Слезы катились по щекам Уоллингфорда и терялись в волосах Абигайль. Он хотел что-нибудь сказать, как-то ее утешить, но не мог произнести ни слова.
– Я вспоминала твое лицо, твои глаза, слова твоей клятвы там, в Сиене, – прошептала она. – И сказала себе, что Уоллингфорд никогда не нарушит данного им слова.
Уоллингфорд поцеловал волосы жены в том месте, где на них падали его слезы, и наконец сказал:
– Я никогда не нарушу слова.
– Мм… – Абигайль собственнически закинула на него ногу.

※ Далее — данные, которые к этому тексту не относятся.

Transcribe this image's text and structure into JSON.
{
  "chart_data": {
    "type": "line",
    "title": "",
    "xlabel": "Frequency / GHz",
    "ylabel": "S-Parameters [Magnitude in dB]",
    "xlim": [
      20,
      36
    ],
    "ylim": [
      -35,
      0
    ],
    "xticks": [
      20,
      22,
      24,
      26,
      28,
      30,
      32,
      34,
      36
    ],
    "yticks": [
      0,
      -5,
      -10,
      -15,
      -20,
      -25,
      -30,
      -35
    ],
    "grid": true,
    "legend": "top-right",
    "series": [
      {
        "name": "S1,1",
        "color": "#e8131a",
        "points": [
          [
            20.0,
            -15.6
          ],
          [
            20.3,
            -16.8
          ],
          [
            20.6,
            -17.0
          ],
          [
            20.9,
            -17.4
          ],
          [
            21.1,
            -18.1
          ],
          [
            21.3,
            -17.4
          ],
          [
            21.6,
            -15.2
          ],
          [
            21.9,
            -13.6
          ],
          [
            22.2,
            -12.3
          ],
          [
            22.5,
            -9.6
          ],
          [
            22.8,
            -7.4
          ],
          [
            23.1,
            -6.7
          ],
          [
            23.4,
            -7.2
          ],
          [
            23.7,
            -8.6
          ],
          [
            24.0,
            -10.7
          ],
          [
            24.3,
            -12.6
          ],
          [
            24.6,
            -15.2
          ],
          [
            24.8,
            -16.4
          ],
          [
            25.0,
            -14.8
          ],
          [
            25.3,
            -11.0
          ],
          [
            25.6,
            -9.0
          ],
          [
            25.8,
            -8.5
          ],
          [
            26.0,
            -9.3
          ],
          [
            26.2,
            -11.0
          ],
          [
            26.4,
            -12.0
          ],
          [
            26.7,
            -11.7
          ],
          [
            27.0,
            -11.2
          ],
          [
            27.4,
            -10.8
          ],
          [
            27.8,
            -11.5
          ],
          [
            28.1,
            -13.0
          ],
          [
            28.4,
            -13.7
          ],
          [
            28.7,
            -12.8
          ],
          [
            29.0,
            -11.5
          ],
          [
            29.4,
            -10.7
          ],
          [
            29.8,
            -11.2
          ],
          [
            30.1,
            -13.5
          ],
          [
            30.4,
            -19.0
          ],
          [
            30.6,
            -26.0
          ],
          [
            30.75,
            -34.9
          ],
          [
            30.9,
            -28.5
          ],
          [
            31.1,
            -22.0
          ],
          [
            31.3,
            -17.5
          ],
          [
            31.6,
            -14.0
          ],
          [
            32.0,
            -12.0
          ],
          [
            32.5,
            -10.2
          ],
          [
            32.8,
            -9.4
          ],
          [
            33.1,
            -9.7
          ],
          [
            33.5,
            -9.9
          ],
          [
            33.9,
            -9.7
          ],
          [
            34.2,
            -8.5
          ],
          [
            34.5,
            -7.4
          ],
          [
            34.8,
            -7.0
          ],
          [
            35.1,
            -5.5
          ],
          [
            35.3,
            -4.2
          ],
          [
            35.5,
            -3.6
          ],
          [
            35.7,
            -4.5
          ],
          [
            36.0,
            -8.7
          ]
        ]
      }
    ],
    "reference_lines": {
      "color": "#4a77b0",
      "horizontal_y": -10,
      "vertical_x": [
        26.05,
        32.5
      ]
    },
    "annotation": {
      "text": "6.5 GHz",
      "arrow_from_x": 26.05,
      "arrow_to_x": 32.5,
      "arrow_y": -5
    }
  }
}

– Знаешь, я страшно уставал, – сказал Уоллингфорд уже более беззаботно. – Выяснилось, что зарабатывать на хлеб чертовски тяжело. Например, убирать урожай от зари до захода солнца. А еще я дубил кожу в течение целого месяца. Это было в Польше. Не знаю, о чем я думал, ведь едва не лишился собственной кожи.
Абигайль улыбнулась:
– Оно того стоило?
– Да. Я привез тебе пару отличных перчаток. Они где-то в саквояже.
– Займись со мной любовью снова, – попросила Абигайль и обняла его за шею.
Уоллингфорд засмеялся:
– Опять? Я тебя не удовлетворил?
– Вообще-то через несколько часов Артур вновь захочет есть, а мне нужно будет перед этим немного поспать. Так что либо сейчас, либо уже утром.
– Тогда отдыхай, дорогая. Поспи. А я принесу его тебе, когда он проснется.
– Но я хочу тебя.
Уоллингфорд снова засмеялся:
– И я тебя хочу. У нас впереди целая жизнь. А сейчас тебе необходимо отдохнуть.
– Тебе тоже. – Абигайль уютно устроилась на груди у мужа.
– Мне тоже. – Уоллингфорд потянулся за одеялом и укрыл их обоих. Влажная кожа Абигайль прилипла к его коже, а ее пот смешался с его потом. – Следующей у нас родится дочь, – мечтательно произнес герцог.
Абигайль фыркнула:
– Ты не знаешь, что делать с дочерью.
– Конечно, знаю. Запереть ее на ключ и принимать посетителей только под строгим надзором. И никаких герцогов – это основное требование.
– Совершенно с тобой согласна. Эти герцоги – ужасные люди.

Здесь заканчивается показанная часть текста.